Я записал все в тетрадку и попросил деда Антона поставить свою подпись. Но он как-то заулыбался, закашлялся, сказал, что сроду ничего не подписывал, и налил нам по полстакана меду.

Когда мы несли портреты в школу, я сказал Шурику, что у меня есть доказательства того, что гость деда Антона не мог быть Львом Толстым, но все равно ремонта избы нужно добиться.

— Может, без Толстого попробуем? — предложил я.

— Сравнил! Кто такой дед Антон? Пробуй, если хочешь! Я добьюсь всего сам!

Так, проспорив и разругавшись, мы незаметно дошли до школы и по дороге раз десять отвечали, что не в сельпо мы купили портреты, что они казенные.

Павел Иванович, увидев нас, сразу закричал:

— За хулиганство исключил вас из турпохода!

— А вы помните, как при помощи дедукции мы отыскали пропавший классный журнал? — спросил, не испугавшись, Шурик. — Портреты тоже нужны были для дела.

Павел Иванович прямо застонал от возмущения, но связываться с нами не стал. Он схватил портреты и побежал в школу, наверно, к своей комиссии по инвентаризации.

На следующий день я составил для себя план действий. Он был прост: собрать документы деда Антона, справки о здоровье и, если в правлении откажут в ремонте избы, пойти за помощью в комсомольский прожектор колхоза.
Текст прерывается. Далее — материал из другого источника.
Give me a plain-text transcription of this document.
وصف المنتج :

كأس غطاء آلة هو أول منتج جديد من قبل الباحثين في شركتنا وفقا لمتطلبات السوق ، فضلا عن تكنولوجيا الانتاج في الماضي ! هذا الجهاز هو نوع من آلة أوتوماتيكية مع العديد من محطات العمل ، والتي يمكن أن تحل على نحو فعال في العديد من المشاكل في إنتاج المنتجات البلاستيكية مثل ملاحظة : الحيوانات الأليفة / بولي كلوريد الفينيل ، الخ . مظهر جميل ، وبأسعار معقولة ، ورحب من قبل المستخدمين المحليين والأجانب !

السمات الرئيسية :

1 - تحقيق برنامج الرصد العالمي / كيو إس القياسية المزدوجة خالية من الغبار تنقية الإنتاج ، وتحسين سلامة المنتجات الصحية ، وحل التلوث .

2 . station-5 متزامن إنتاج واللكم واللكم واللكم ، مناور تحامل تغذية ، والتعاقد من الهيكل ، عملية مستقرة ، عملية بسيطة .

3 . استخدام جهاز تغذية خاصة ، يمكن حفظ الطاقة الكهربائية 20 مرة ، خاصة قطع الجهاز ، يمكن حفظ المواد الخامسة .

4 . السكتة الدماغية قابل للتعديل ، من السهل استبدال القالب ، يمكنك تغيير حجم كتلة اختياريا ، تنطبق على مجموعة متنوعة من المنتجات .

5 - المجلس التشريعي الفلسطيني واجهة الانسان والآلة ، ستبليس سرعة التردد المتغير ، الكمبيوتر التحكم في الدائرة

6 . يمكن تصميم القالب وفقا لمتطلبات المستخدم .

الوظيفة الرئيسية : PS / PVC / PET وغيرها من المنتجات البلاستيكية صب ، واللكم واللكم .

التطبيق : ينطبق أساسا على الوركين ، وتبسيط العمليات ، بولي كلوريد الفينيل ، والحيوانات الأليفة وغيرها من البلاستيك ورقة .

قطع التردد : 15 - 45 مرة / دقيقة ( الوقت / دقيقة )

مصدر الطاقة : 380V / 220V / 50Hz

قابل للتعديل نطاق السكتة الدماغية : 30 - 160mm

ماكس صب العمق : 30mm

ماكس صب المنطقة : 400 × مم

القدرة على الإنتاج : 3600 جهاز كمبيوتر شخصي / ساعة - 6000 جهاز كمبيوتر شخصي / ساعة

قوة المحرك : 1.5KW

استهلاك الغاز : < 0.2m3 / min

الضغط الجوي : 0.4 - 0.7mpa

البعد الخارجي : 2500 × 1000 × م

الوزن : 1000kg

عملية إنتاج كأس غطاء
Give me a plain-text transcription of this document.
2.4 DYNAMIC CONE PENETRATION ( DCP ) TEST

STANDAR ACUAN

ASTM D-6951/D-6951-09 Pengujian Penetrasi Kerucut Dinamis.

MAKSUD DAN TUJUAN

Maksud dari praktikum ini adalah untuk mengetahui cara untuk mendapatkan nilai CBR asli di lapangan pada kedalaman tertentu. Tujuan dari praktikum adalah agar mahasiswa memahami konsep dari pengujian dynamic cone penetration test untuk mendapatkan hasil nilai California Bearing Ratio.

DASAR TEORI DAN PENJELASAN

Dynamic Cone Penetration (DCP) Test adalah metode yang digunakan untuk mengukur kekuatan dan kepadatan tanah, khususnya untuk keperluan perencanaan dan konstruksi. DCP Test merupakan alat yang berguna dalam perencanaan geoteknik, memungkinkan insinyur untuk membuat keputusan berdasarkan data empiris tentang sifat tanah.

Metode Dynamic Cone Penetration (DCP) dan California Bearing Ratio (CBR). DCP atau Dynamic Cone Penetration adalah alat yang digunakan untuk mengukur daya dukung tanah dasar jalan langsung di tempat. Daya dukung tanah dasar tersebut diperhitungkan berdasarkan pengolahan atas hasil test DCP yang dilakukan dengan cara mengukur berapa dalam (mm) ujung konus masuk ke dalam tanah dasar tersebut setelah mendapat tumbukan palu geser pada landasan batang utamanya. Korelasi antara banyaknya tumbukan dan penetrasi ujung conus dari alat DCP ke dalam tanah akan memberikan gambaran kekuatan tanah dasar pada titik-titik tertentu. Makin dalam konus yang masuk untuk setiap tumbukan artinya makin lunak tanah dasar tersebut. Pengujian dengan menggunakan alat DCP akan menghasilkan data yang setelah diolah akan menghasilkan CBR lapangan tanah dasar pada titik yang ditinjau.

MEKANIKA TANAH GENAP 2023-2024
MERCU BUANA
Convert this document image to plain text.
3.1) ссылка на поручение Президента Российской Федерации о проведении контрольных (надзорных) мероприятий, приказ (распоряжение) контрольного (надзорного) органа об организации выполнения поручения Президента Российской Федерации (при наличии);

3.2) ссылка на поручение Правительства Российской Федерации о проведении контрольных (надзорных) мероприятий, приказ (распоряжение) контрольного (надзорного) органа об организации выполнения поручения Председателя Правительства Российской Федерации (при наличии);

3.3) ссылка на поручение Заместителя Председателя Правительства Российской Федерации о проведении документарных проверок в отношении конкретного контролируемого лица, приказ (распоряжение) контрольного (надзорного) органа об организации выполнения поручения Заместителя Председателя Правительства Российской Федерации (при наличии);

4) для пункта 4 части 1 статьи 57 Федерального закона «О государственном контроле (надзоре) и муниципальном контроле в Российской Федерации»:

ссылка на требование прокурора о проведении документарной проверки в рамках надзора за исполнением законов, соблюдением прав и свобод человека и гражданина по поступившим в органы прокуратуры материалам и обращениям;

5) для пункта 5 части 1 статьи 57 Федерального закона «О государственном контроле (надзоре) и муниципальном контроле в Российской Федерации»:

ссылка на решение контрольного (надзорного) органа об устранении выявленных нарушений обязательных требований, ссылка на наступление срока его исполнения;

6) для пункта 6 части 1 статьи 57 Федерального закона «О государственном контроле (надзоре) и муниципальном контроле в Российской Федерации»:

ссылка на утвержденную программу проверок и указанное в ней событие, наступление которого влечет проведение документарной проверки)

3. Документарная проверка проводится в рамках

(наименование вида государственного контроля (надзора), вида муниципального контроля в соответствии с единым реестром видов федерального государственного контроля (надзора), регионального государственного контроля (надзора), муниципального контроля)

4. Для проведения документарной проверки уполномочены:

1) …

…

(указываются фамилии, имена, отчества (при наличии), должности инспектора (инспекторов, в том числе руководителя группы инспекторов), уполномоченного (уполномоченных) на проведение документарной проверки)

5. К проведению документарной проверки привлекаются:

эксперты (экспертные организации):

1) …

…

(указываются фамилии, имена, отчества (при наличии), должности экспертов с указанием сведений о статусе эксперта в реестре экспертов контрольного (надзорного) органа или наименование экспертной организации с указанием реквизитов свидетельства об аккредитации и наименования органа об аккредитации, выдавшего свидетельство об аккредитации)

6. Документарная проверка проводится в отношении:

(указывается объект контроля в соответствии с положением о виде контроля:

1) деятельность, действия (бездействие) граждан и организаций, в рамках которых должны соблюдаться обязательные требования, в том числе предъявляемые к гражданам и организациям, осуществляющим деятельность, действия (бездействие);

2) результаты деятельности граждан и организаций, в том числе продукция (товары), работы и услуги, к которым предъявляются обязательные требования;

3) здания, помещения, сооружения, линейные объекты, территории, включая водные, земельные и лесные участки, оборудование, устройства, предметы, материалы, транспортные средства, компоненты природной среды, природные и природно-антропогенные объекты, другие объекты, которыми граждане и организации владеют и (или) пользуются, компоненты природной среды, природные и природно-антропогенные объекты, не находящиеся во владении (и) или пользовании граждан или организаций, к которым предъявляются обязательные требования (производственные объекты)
Дед Антон обрадовался мне и охотно вынес на крыльцо старый альбом с документами и фотографиями. Я рассматривал их и откладывал в сторонку всякие пожелтевшие справки с печатями.

Вдруг на одном снимке я увидел красивую, как в сказке, избушку, а перед ней молодого мужчину и женщину, наверно, его жену.

— Узнаешь? — спросил дед Антон. — Время, брат, время…

Я кивнул, хотя не узнал его. И избушка-красавица была непохожа на нынешнюю. Но фотокарточка пригодится еще для плотников! Они запросто все по ней восстановят.

Напоследок я развернул вырезку из газеты, вот-вот готовую рассыпаться от ветхости. Начал читать и задохнулся от волнения. Заметка была о том, как в 1925 году в нашей деревне образовался колхоз, как бандиты старались его уничтожить и однажды ночью подожгли конюшню. Кончалась заметка так:

«А первый наш конюх Антон Ларин как чуял беду и босиком по снегу прибежал спасать общее имущество — живых лошадей. Под выстрелами бандюг, рискуя опалиться дотла, он сорвал засов с горящих дверей и спас обезумевших лошадей. И когда его, обгорелого, клали в сани везти в больницу, он сказал последние свои слова: «Ну, вы тут пашите да сейте…» — и умолк. Прощай Антон! Жить тебе в наших сердцах вечно. И в истории тоже. Мы выполним план посевной!

Партсекретарь Егор Бушуев».

У меня комок подступил к горлу, и я покраснел: ведь мы с Шуриком не раз смеялись смотря на лицо деда Антона. Мы думали, что он по рассеянности забыл побрить правую щеку, а она, значит, была обожжена при пожаре…

— Дедушка, значит, вас тогда похоронили? — спросил я, потому что молчать было жутковато.

— Как говорится, выжил. Выходили в больнице. Ноги вот с тех пор больно мерзнут. И рука — как у вареного рака клешня. А коней я ввек не дам в обиду, — и дед Антон погрозил кому-то пальцем.

«Вот это повезло! Вот это — боевая слава, а мы за ней за триста километров в поход собирались», — возликовал я про себя, разобрал до конца все бумажки в альбоме и обнаружил второй важный документ. В нем было написано:

«Настоящим подтверждается, что колхозник Антон Ларин сознательно и от души передал обществу колодец, принадлежавший ранее ему одному, и что общее собрание постановило впредь именовать колодец «Антоновым».